By Vine Deloria Jr.
Custer Died for Your Sins: An Indian Manifesto, is a 1969, non-fiction book by the lawyer, professor and writer Vine Deloria, Jr. The book was noteworthy for its relevance to the Alcatraz-Red Power Movement and other activist organizations, such as the American Indian Movement, which was beginning to expand. Deloria's book encouraged better use of federal funds aimed at helping Native Americans. Vine Deloria, Jr. presents Native Americans in a humorous light, devoting an entire chapter to Native American humor. Custer Died for Your Sinswas significant in its presentation of Native Americans as a people who were able to retain their tribal society and morality, while existing in the modern world. (Wikipedia)
This excerpt from and article by David E. Wilkins in Indian Country Today can give you a feeling for this must-read:
He managed to articulate the concept in a way that made sense for Native peoples politically, legally, and perhaps most importantly, culturally. For Deloria knew that cultural integrity — Native lands, languages, values, and spiritual traditions — was the beating heart of Native sovereignty. And it was that integrity, fully acknowledged, if not always enforced, which was woven throughout the several hundred treaties and other diplomatic accords negotiated and ratified between tribal nations and the United States. His grasp of Native personal and political realities led prominent Pueblo scholar Alfonso Ortiz in a review in 1969 to deem Custer, “the most ambitious and most successful overview of contemporary American Indian affairs and aspirations I have ever read.”
The book’s publication in 1969 coincided with events, personalities, and social movements that were exploding across Indian Country and the United States. Americans in the midst of the Vietnam War knew about the Civil Rights Movement, the fight for women’s rights, the Stonewall riots, Johnson’s War on Poverty, Woodstock, and the Poor People’s Movement, but there was very little popular awareness of Native peoples. And a lot was happening within Indian Country, including the Fish Wars of Washington state led by Billy Frank and Hank Adams, the Alcatraz takeover, and the birth of the American Indian Movement in Minneapolis. Thus, the timing of Custer’s release, coupled with the force of Deloria’s trenchant observations rendered in his trademark sardonic prose, elevated the work and gave it real staying power.
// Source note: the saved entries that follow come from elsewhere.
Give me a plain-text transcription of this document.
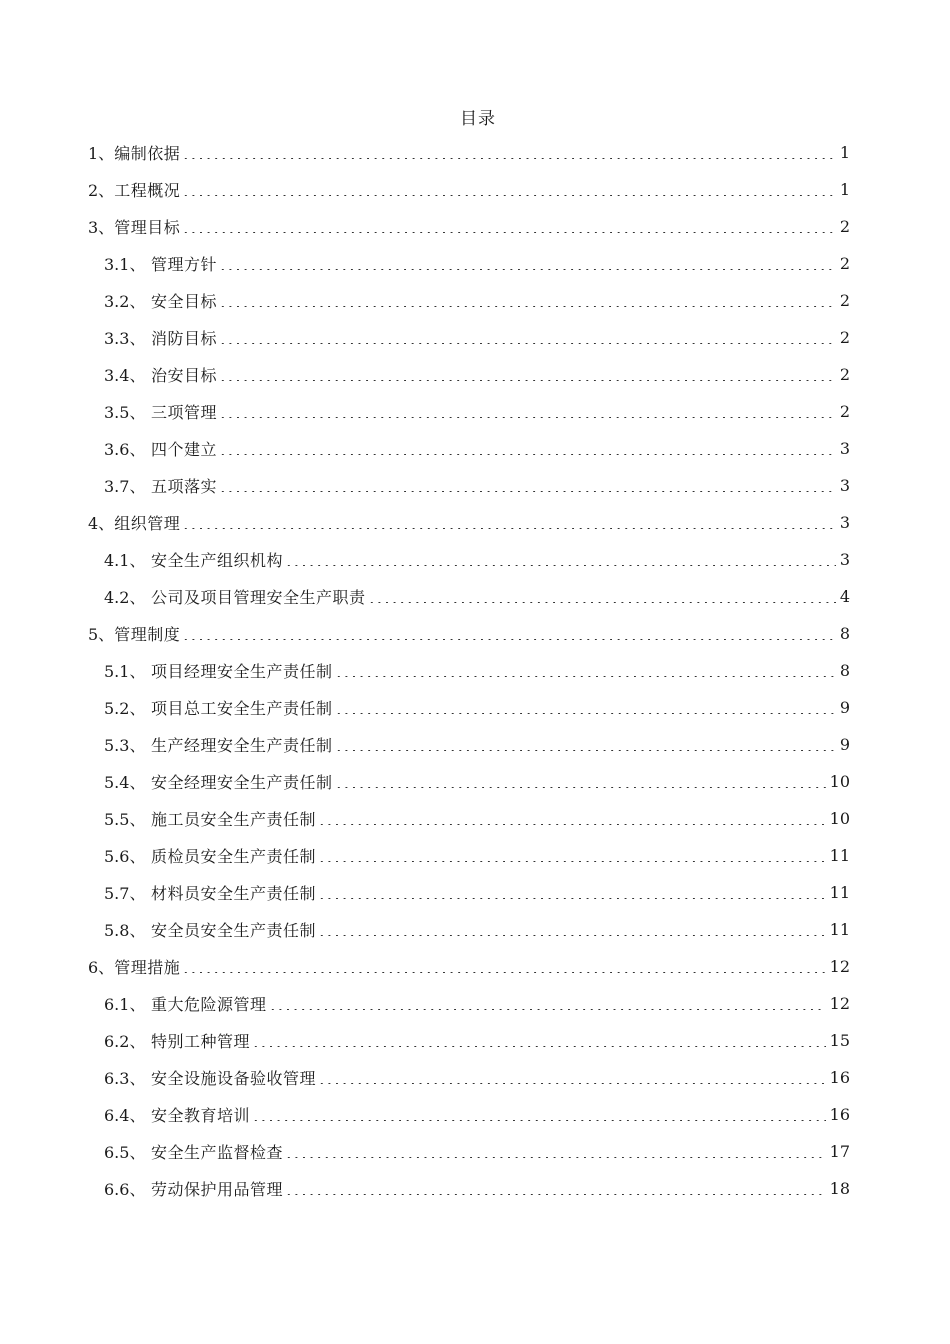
目录
1、 编制依据	1
2、 工程概况	1
3、 管理目标	2
3.1、 管理方针	2
3.2、 安全目标	2
3.3、 消防目标	2
3.4、 治安目标	2
3.5、 三项管理	2
3.6、 四个建立	3
3.7、 五项落实	3
4、 组织管理	3
4.1、 安全生产组织机构	3
4.2、 公司及项目管理安全生产职责	4
5、 管理制度	8
5.1、 项目经理安全生产责任制	8
5.2、 项目总工安全生产责任制	9
5.3、 生产经理安全生产责任制	9
5.4、 安全经理安全生产责任制	10
5.5、 施工员安全生产责任制	10
5.6、 质检员安全生产责任制	11
5.7、 材料员安全生产责任制	11
5.8、 安全员安全生产责任制	11
6、 管理措施	12
6.1、 重大危险源管理	12
6.2、 特别工种管理	15
6.3、 安全设施设备验收管理	16
6.4、 安全教育培训	16
6.5、 安全生产监督检查	17
6.6、 劳动保护用品管理	18
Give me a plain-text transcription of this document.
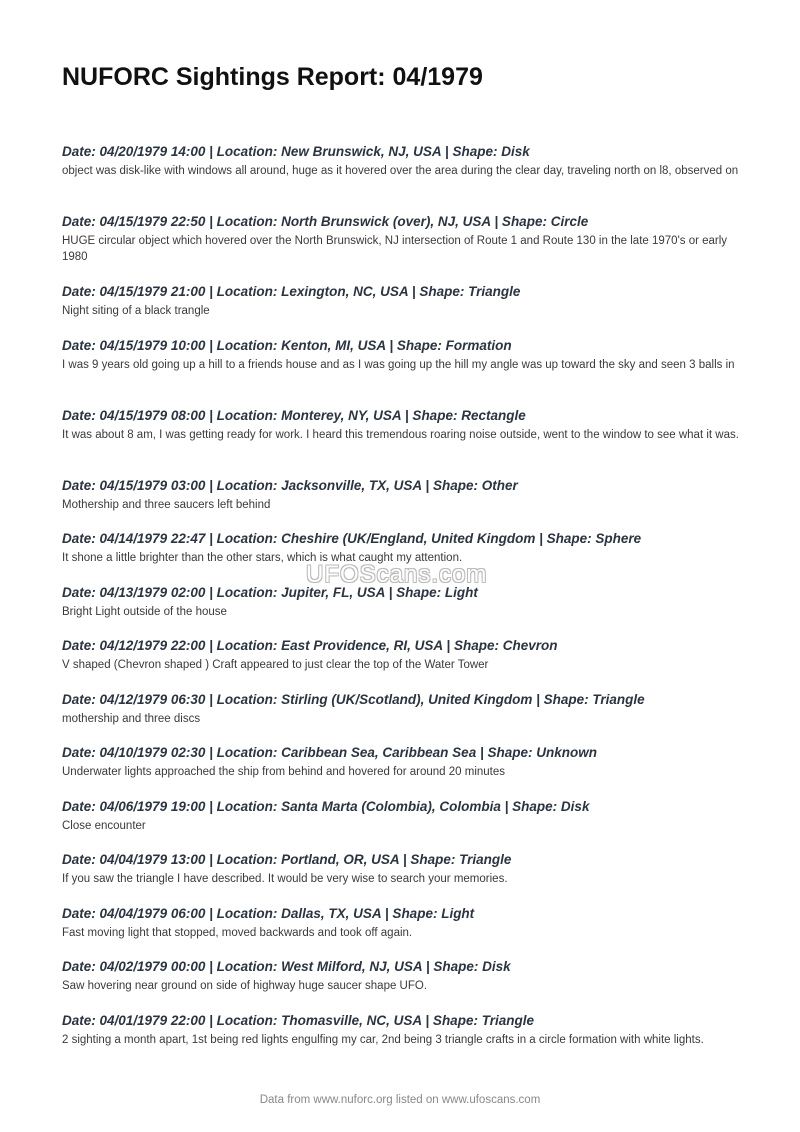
NUFORC Sightings Report: 04/1979

Date: 04/20/1979 14:00 | Location: New Brunswick, NJ, USA | Shape: Disk

object was disk-like with windows all around, huge as it hovered over the area during the clear day, traveling north on l8, observed on

Date: 04/15/1979 22:50 | Location: North Brunswick (over), NJ, USA | Shape: Circle

HUGE circular object which hovered over the North Brunswick, NJ intersection of Route 1 and Route 130 in the late 1970's or early 1980

Date: 04/15/1979 21:00 | Location: Lexington, NC, USA | Shape: Triangle

Night siting of a black trangle

Date: 04/15/1979 10:00 | Location: Kenton, MI, USA | Shape: Formation

I was 9 years old going up a hill to a friends house and as I was going up the hill my angle was up toward the sky and seen 3 balls in

Date: 04/15/1979 08:00 | Location: Monterey, NY, USA | Shape: Rectangle

It was about 8 am, I was getting ready for work. I heard this tremendous roaring noise outside, went to the window to see what it was.

Date: 04/15/1979 03:00 | Location: Jacksonville, TX, USA | Shape: Other

Mothership and three saucers left behind

Date: 04/14/1979 22:47 | Location: Cheshire (UK/England, United Kingdom | Shape: Sphere

It shone a little brighter than the other stars, which is what caught my attention.

Date: 04/13/1979 02:00 | Location: Jupiter, FL, USA | Shape: Light

Bright Light outside of the house

Date: 04/12/1979 22:00 | Location: East Providence, RI, USA | Shape: Chevron

V shaped (Chevron shaped ) Craft appeared to just clear the top of the Water Tower

Date: 04/12/1979 06:30 | Location: Stirling (UK/Scotland), United Kingdom | Shape: Triangle

mothership and three discs

Date: 04/10/1979 02:30 | Location: Caribbean Sea, Caribbean Sea | Shape: Unknown

Underwater lights approached the ship from behind and hovered for around 20 minutes

Date: 04/06/1979 19:00 | Location: Santa Marta (Colombia), Colombia | Shape: Disk

Close encounter

Date: 04/04/1979 13:00 | Location: Portland, OR, USA | Shape: Triangle

If you saw the triangle I have described. It would be very wise to search your memories.

Date: 04/04/1979 06:00 | Location: Dallas, TX, USA | Shape: Light

Fast moving light that stopped, moved backwards and took off again.

Date: 04/02/1979 00:00 | Location: West Milford, NJ, USA | Shape: Disk

Saw hovering near ground on side of highway huge saucer shape UFO.

Date: 04/01/1979 22:00 | Location: Thomasville, NC, USA | Shape: Triangle

2 sighting a month apart, 1st being red lights engulfing my car, 2nd being 3 triangle crafts in a circle formation with white lights.

UFOScans.com
Data from www.nuforc.org listed on www.ufoscans.com
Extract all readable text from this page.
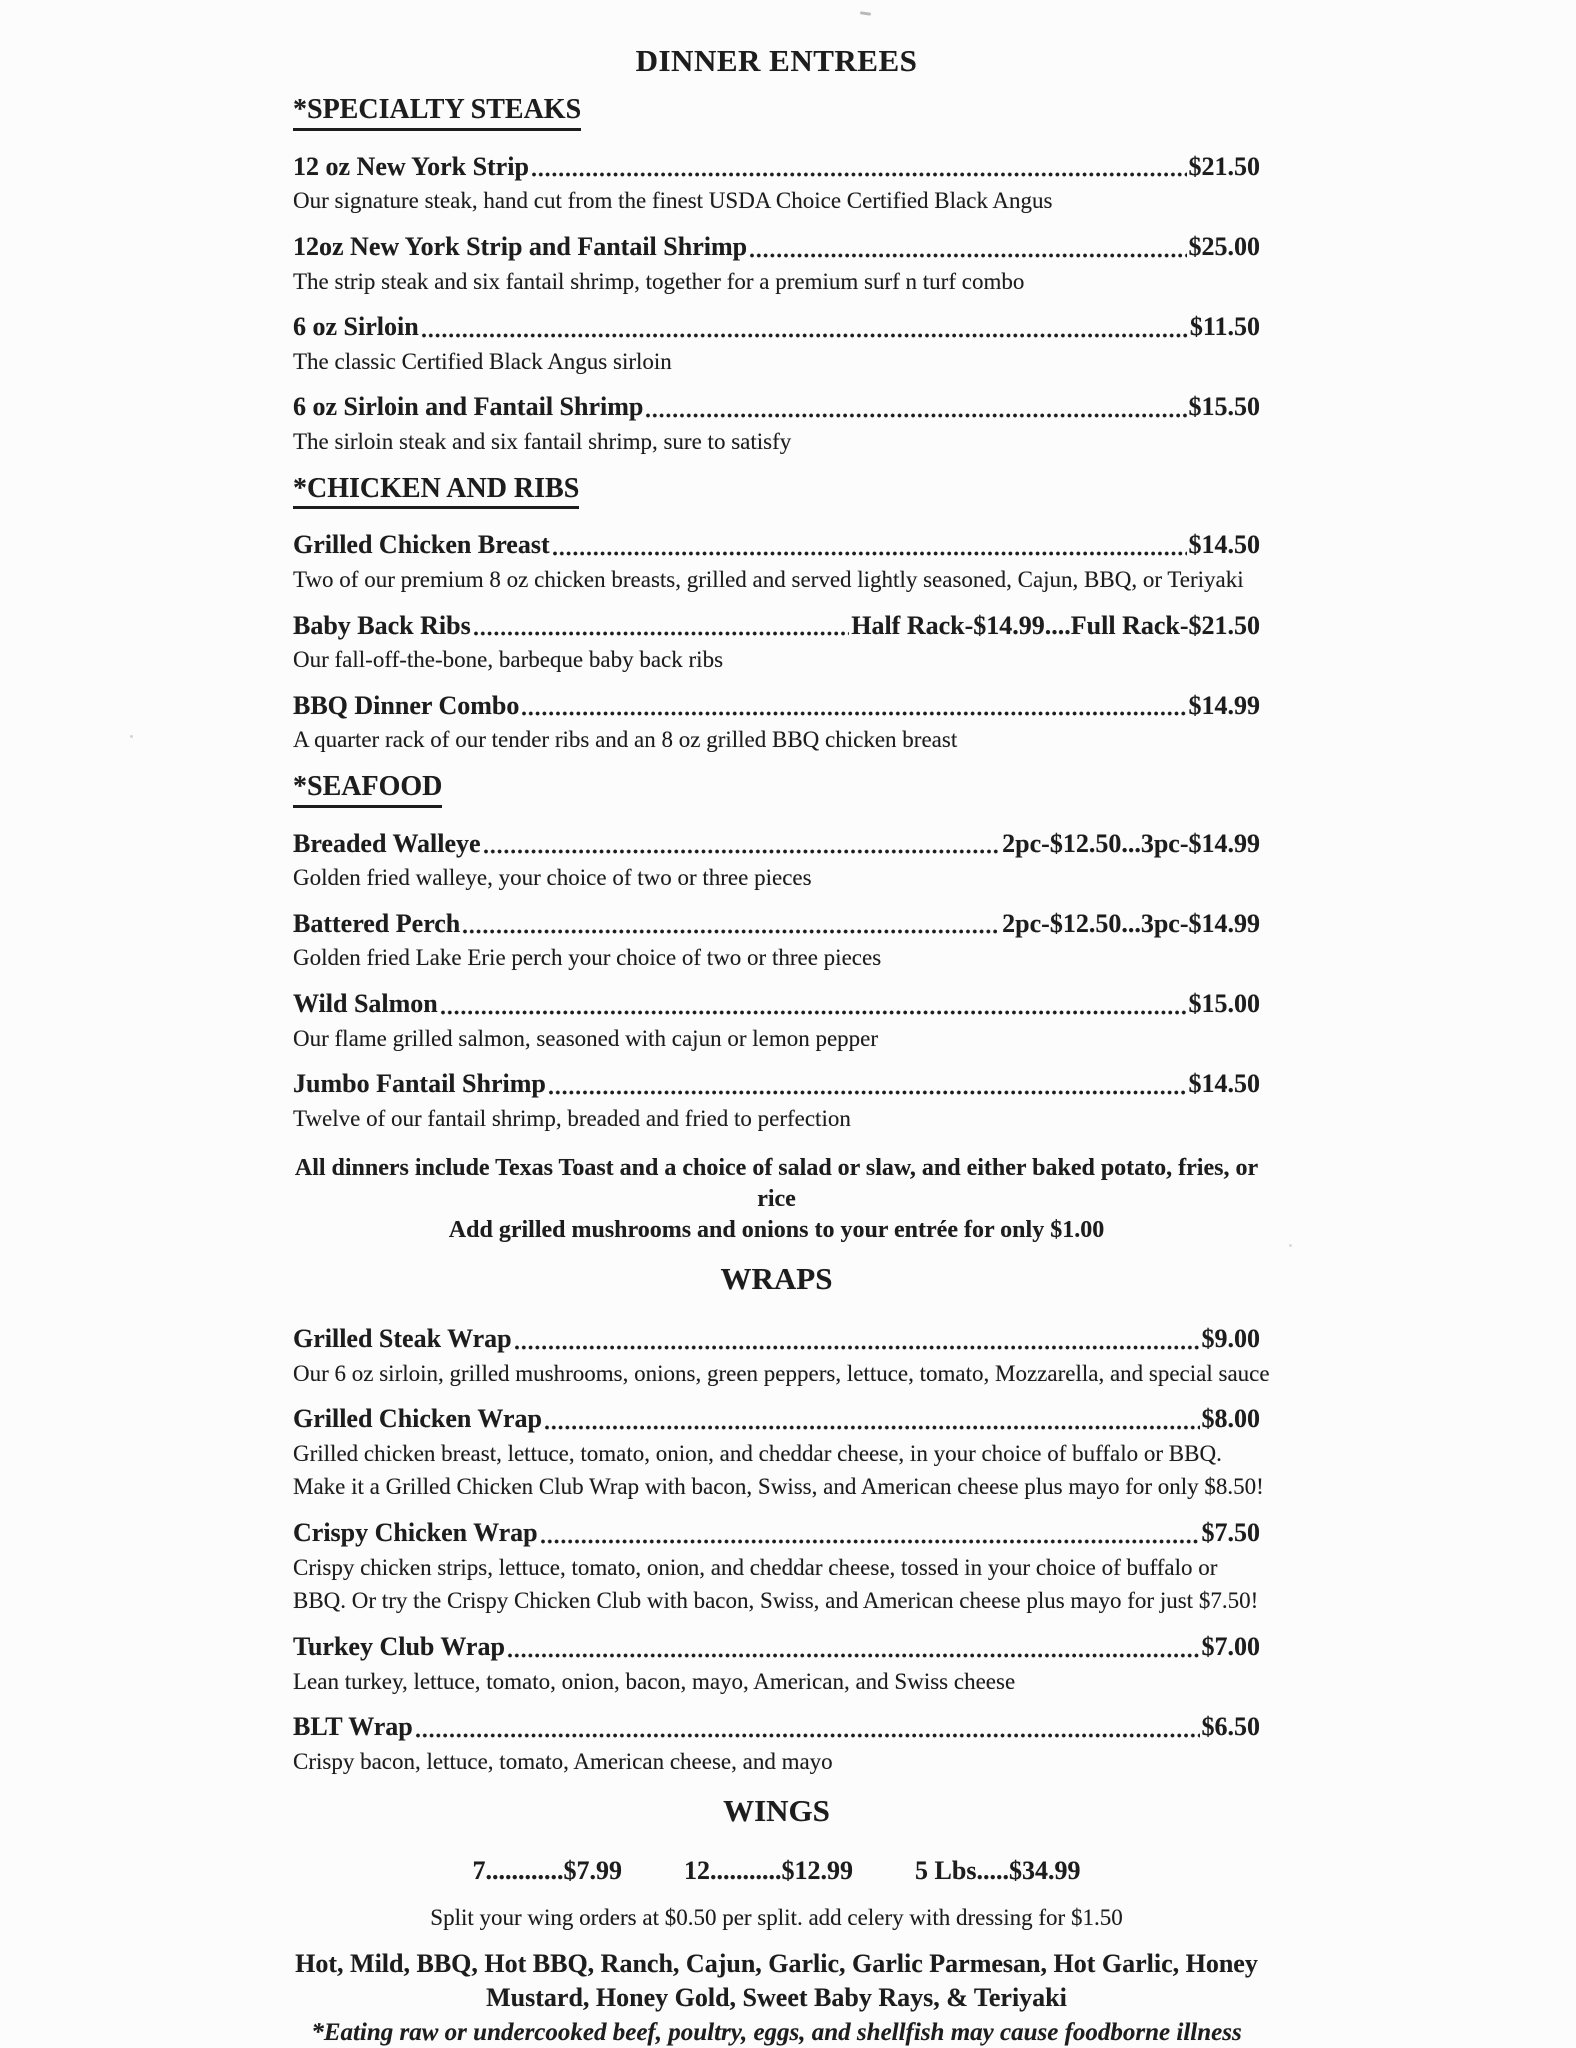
DINNER ENTREES
*SPECIALTY STEAKS
12 oz New York Strip	$21.50
Our signature steak, hand cut from the finest USDA Choice Certified Black Angus
12oz New York Strip and Fantail Shrimp	$25.00
The strip steak and six fantail shrimp, together for a premium surf n turf combo
6 oz Sirloin	$11.50
The classic Certified Black Angus sirloin
6 oz Sirloin and Fantail Shrimp	$15.50
The sirloin steak and six fantail shrimp, sure to satisfy
*CHICKEN AND RIBS
Grilled Chicken Breast	$14.50
Two of our premium 8 oz chicken breasts, grilled and served lightly seasoned, Cajun, BBQ, or Teriyaki
Baby Back Ribs	Half Rack-$14.99....Full Rack-$21.50
Our fall-off-the-bone, barbeque baby back ribs
BBQ Dinner Combo	$14.99
A quarter rack of our tender ribs and an 8 oz grilled BBQ chicken breast
*SEAFOOD
Breaded Walleye	2pc-$12.50...3pc-$14.99
Golden fried walleye, your choice of two or three pieces
Battered Perch	2pc-$12.50...3pc-$14.99
Golden fried Lake Erie perch your choice of two or three pieces
Wild Salmon	$15.00
Our flame grilled salmon, seasoned with cajun or lemon pepper
Jumbo Fantail Shrimp	$14.50
Twelve of our fantail shrimp, breaded and fried to perfection
All dinners include Texas Toast and a choice of salad or slaw, and either baked potato, fries, or rice
Add grilled mushrooms and onions to your entrée for only $1.00
WRAPS
Grilled Steak Wrap	$9.00
Our 6 oz sirloin, grilled mushrooms, onions, green peppers, lettuce, tomato, Mozzarella, and special sauce
Grilled Chicken Wrap	$8.00
Grilled chicken breast, lettuce, tomato, onion, and cheddar cheese, in your choice of buffalo or BBQ.
Make it a Grilled Chicken Club Wrap with bacon, Swiss, and American cheese plus mayo for only $8.50!
Crispy Chicken Wrap	$7.50
Crispy chicken strips, lettuce, tomato, onion, and cheddar cheese, tossed in your choice of buffalo or
BBQ. Or try the Crispy Chicken Club with bacon, Swiss, and American cheese plus mayo for just $7.50!
Turkey Club Wrap	$7.00
Lean turkey, lettuce, tomato, onion, bacon, mayo, American, and Swiss cheese
BLT Wrap	$6.50
Crispy bacon, lettuce, tomato, American cheese, and mayo
WINGS
7............$7.99 12...........$12.99 5 Lbs.....$34.99
Split your wing orders at $0.50 per split. add celery with dressing for $1.50
Hot, Mild, BBQ, Hot BBQ, Ranch, Cajun, Garlic, Garlic Parmesan, Hot Garlic, Honey
Mustard, Honey Gold, Sweet Baby Rays, & Teriyaki
*Eating raw or undercooked beef, poultry, eggs, and shellfish may cause foodborne illness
Within the slim volume, Deloria skillfully and often humorously lambasted many of the entrenched myths and stereotypes about Indigenous peoples. He castigated powerful institutions. Anthropologists, with their discipline’s penchant for preying on and profiting from Indigenous communities were singled out. Christian churches were called out for their corrupt actions. The main target was the federal government with its multiple branches, departments, and agencies still devising far too many unprincipled laws and policies deployed with arrogance and disrespect towards Native communities.